He let out a small, pained sound. “You shouldn’t.”
“Why not? I’m not your mate, not your perfect partner, but we’ve known each other for ten years. I know what a good man you are. Ever since we first met, my feelings for you have only grown. You’ve always been there for me, and I—”
She stopped. Ash’s shoulders were shaking, very slightly.
But not with anger, or tears.
“Why on earth are you laughing?” she asked, bewildered and more than a bit hurt.
The near-silent, bitter sound cut off. Ash half-turned. The light caught the mirthless curve of his mouth, and the dark flames in his eyes.
“Because not a single word of that was true,” he said.
Chapter 2
Past
20 years ago…
The horizon was on fire.
Even with the windows wound up tight, the smoke still crept into Rose’s small rental car. She could taste it, acrid and bitter, on the back of her tongue. For the past fifty miles, every single vehicle she’d passed had been barreling full-tilt in the opposite direction. All the local radio stations were broadcasting the same information over and over.
“Full evacuation orders are in effect countywide,” repeated the flat voice of the emergency bulletin. “Do not attempt to stay in your homes. Do not try to rescue pets or livestock. Leave personal belongings behind. If you do not have transport, call 911 now. This is a mandatory evacuation order. All residents and visitors must leave the county immediately.”
Rose switched off the radio, since it wasn’t telling her anything she didn’t already know. She took a firmer grip on the steering wheel, deliberately fixing her eyes on the road rather than on the ribbons of fire crowning the mountains ahead.
Faster, her swan urged her. Its wings flexed in agitation, longing to take flight. He is calling us. Our mate needs us, now, now!
Rose could feel that pull herself, deep in her soul. What had started as a faint, gossamer-slender tug was now like a fist around her heart, hauling her irresistibly onward.
Her aunts and cousins had warned her that the compulsion would become stronger the closer that she got to her mate. When she’d felt those first tiny stirrings, calling to her across the world, they’d urged her to wait, to ignore it for as long as she could. Twenty-three was young for a swan shifter to feel the mate-call, after all. There was plenty of time to mature, learn who she was as her own person, before she rushed into a permanent partnership.

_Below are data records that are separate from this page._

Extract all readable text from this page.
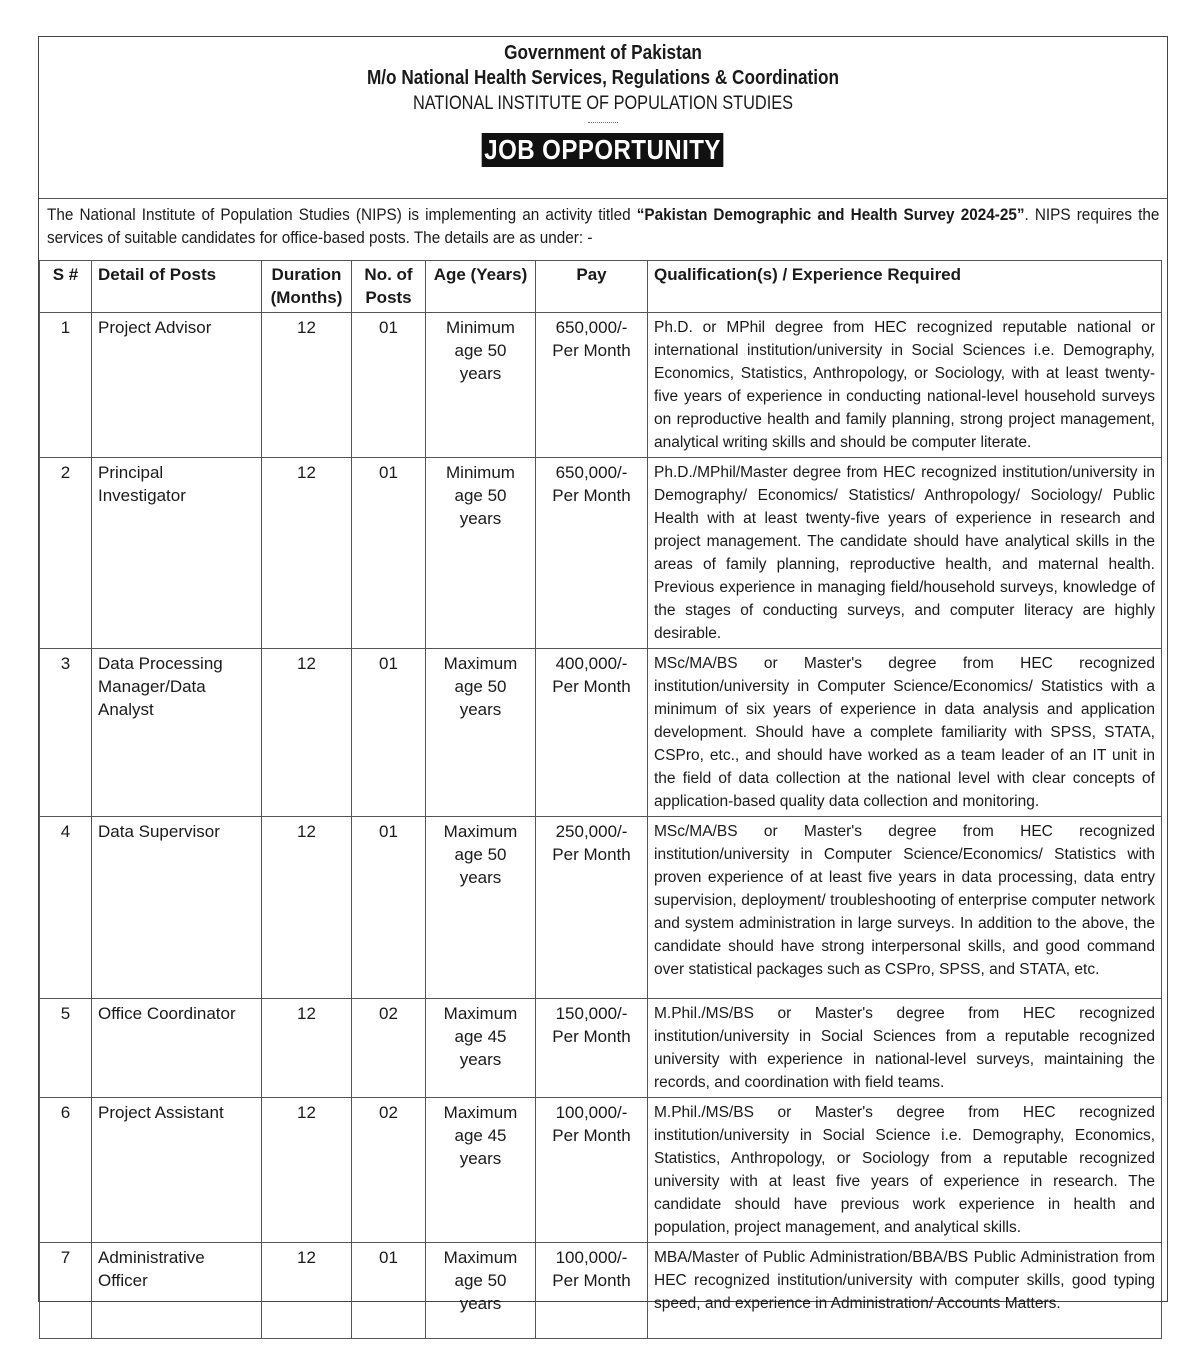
Government of Pakistan
M/o National Health Services, Regulations & Coordination
NATIONAL INSTITUTE OF POPULATION STUDIES
JOB OPPORTUNITY
The National Institute of Population Studies (NIPS) is implementing an activity titled “Pakistan Demographic and Health Survey 2024-25”. NIPS requires the services of suitable candidates for office-based posts. The details are as under: -
S #	Detail of Posts	Duration (Months)	No. of Posts	Age (Years)	Pay	Qualification(s) / Experience Required
1	Project Advisor	12	01	Minimum age 50 years	650,000/- Per Month	Ph.D. or MPhil degree from HEC recognized reputable national or international institution/university in Social Sciences i.e. Demography, Economics, Statistics, Anthropology, or Sociology, with at least twenty-five years of experience in conducting national-level household surveys on reproductive health and family planning, strong project management, analytical writing skills and should be computer literate.
2	Principal Investigator	12	01	Minimum age 50 years	650,000/- Per Month	Ph.D./MPhil/Master degree from HEC recognized institution/university in Demography/ Economics/ Statistics/ Anthropology/ Sociology/ Public Health with at least twenty-five years of experience in research and project management. The candidate should have analytical skills in the areas of family planning, reproductive health, and maternal health. Previous experience in managing field/household surveys, knowledge of the stages of conducting surveys, and computer literacy are highly desirable.
3	Data Processing Manager/Data Analyst	12	01	Maximum age 50 years	400,000/- Per Month	MSc/MA/BS or Master's degree from HEC recognized institution/university in Computer Science/Economics/ Statistics with a minimum of six years of experience in data analysis and application development. Should have a complete familiarity with SPSS, STATA, CSPro, etc., and should have worked as a team leader of an IT unit in the field of data collection at the national level with clear concepts of application-based quality data collection and monitoring.
4	Data Supervisor	12	01	Maximum age 50 years	250,000/- Per Month	MSc/MA/BS or Master's degree from HEC recognized institution/university in Computer Science/Economics/ Statistics with proven experience of at least five years in data processing, data entry supervision, deployment/ troubleshooting of enterprise computer network and system administration in large surveys. In addition to the above, the candidate should have strong interpersonal skills, and good command over statistical packages such as CSPro, SPSS, and STATA, etc.
5	Office Coordinator	12	02	Maximum age 45 years	150,000/- Per Month	M.Phil./MS/BS or Master's degree from HEC recognized institution/university in Social Sciences from a reputable recognized university with experience in national-level surveys, maintaining the records, and coordination with field teams.
6	Project Assistant	12	02	Maximum age 45 years	100,000/- Per Month	M.Phil./MS/BS or Master's degree from HEC recognized institution/university in Social Science i.e. Demography, Economics, Statistics, Anthropology, or Sociology from a reputable recognized university with at least five years of experience in research. The candidate should have previous work experience in health and population, project management, and analytical skills.
7	Administrative Officer	12	01	Maximum age 50 years	100,000/- Per Month	MBA/Master of Public Administration/BBA/BS Public Administration from HEC recognized institution/university with computer skills, good typing speed, and experience in Administration/ Accounts Matters.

But Rose couldn’t wait. Even back home in England, the mate-call had felt like a fishhook set in her soul. She could no more have ignored it than ignore the need to breathe. Whoever her mate was, wherever he was, she knew at a bone-deep level that he was in mortal peril. She had to go to him.
Even if it meant driving into the heart of the worst wildfire in Northern California for a decade.
Flashing lights cut through the smog up ahead. A police car barricaded the road. Rose put her foot on the brake, slowing to a halt, even though her swan hissed in protest at the delay.
She tried on her most winning smile as she rolled down her window. “I’m so sorry, officer. I just need to pop back for—”
“Ma’am, I don’t care what you’ve left behind, whether it’s Fido or your family photos,” the police officer interrupted her, in the weary tones of someone who’d already had this conversation too many times today. “I just heard on the radio, even the firefighters are pulling back. You gotta turn around and get out of here right now.”
“But, but—my granddad!” Rose widened her eyes, the smoke helping her to fake tears. “I have to go and get him from, um…”
She wished she’d paid more attention to the map. She had only the haziest idea of where she actually was, other than that it had been a long, long drive north from San Francisco.
“His cabin,” she finished, somewhat unconvincingly. “Up that mountain there.”
The policeman gave her a suspicious look, but pulled his radio out of his belt. “Tell me where it is. I’ll get one of the crews to swing by and pick him up.”
“Oh, no, it’s really hard to find,” Rose said hastily. “He’s a real backwoods hermit. Paranoid. He’ll shoot anyone he doesn’t recognize. But if you just let me through, I promise I can get there and back quick as a lick.”
From the exasperated glare the police officer was giving her, he wasn’t buying her story. “Girlie, I don’t know what you’re trying to pull, but I’m not letting you pass. Now scram, unless you’d rather I hauled you out of here in handcuffs.”
Rose attempted to looks suitably chastised. “That won’t be necessary, officer,” she said meekly. “I’ll just be on my way.”
The officer’s hand drifted down to rest on his holstered gun as she reversed. Very carefully, Rose turned her car around. The policeman stared after her, narrow-eyed, as she drove off.